Soon after its release, the wrath of Citizen Hearst descended upon everyone associated with the picture. In particular, he never forgave Dorothy for playing a part so obviously (and effectively) modelled on his mistress. Dorothy Comingore was already well known for her leftist sympathies. Her father had been a high profile unionist and her first husband had died fighting Franco’s fascists in the Spanish Civil War. The newspaper magnate had ample ammunition to orchestrate a nationwide smear campaign, using prominent columnists Hedda Hopper and Walter Winchell to branding her a ‘subversive’, a member of the Communist Party. Though devoid of substantiating evidence, the spurious allegation stuck. Dorothy had associations and friends in Hollywood (not to mention her husband, the screenwriter Richard Collins, who had been an active party member of the Hollywood chapter in the 1930’s), who had communist affiliations or were party members. She had also made enemies by following in her father’s footsteps, canvassing for and supporting civil rights causes and union solidarity. Refusing to cooperate with the House Un-American Activities Committee (HUAC) made her an ‘unfriendly witness’. Not only was she blacklisted in Hollywood, but her phone was tapped, her mail opened and her home ransacked. Collins, by now Dorothy’s ex, did not have the same moral fortitude. To escape blacklisting, he recanted his previous testimony and fully cooperated with HUAC’s inquisitors.

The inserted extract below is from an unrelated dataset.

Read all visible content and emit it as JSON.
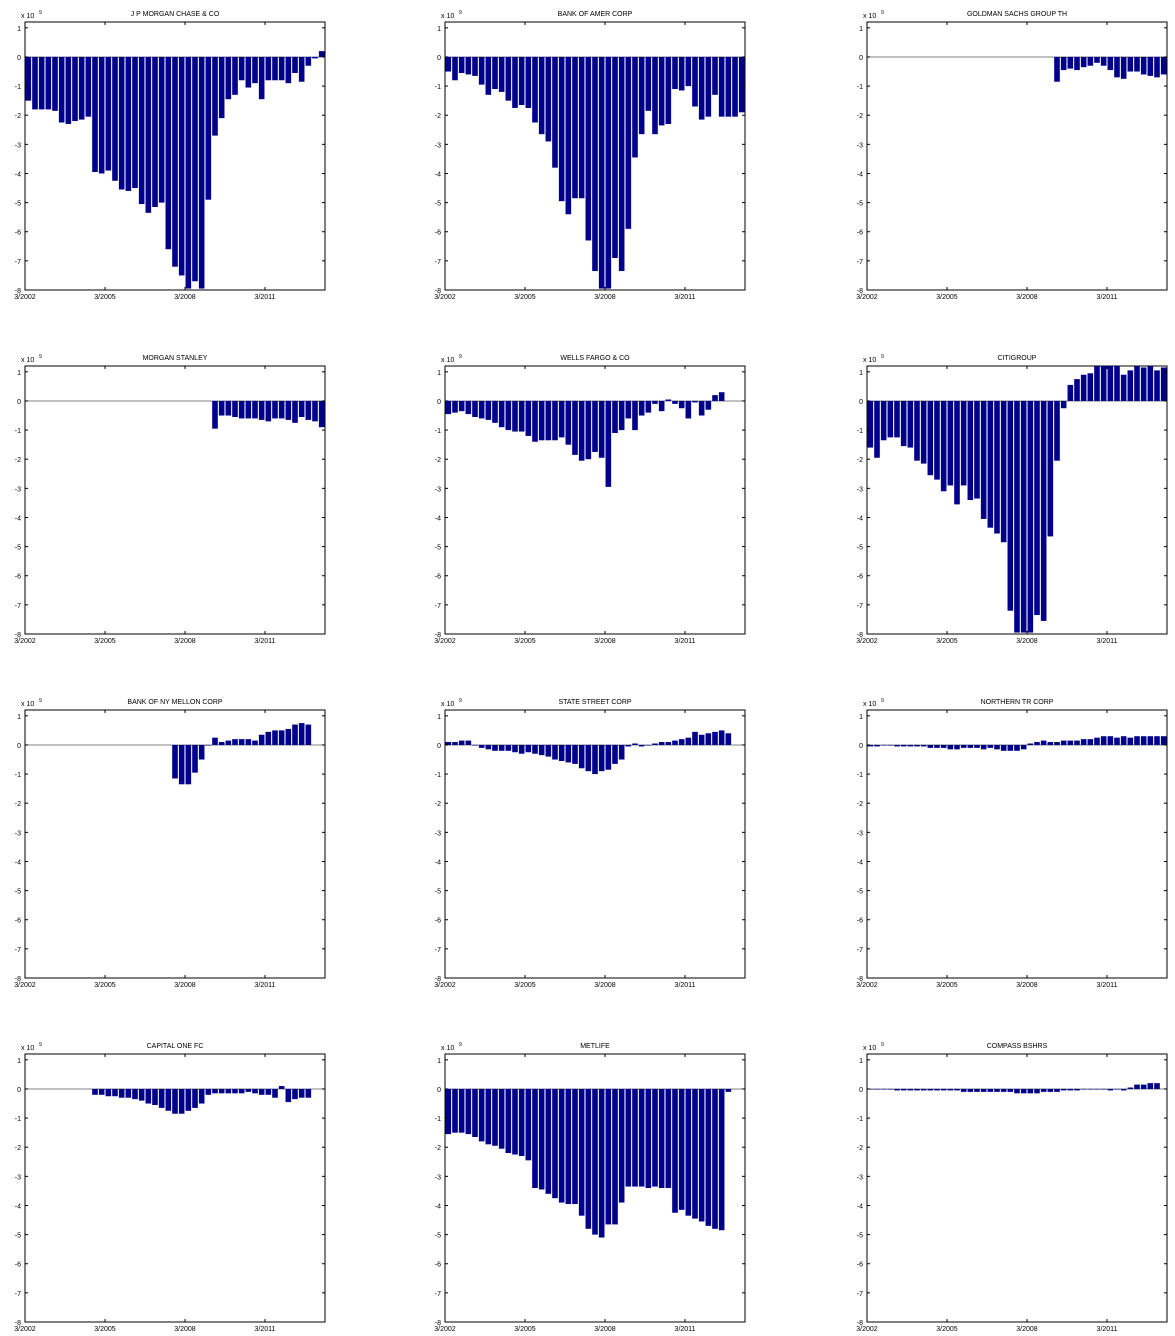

Dorothy’s career effectively ended in 1951, her acting swansong in films being a small part in an indifferent drama of teenage angst, The Big Night (1951). Her personal life, meanwhile, continued to spiral out of control. She became an alcoholic. In October 1952, she was arrested by vice squad officers on a solicitation charge, another likely frame-up as payback for her “red” affiliations. Having lost custody of her children, she agreed to have the charges against her dropped in exchange for being committed to the Camarillo State Mental Hospital. There she spent two years (not ‘a little time’, as she had promised in court) ‘undergoing treatment’. Not much is known of her final years, except, that she spent most of it in seclusion, married to a postman in Connecticut in a home with two dogs and ten cats. She died in December 1971 of pulmonary disease, likely the result of long-term alcohol abuse, at the age of 58.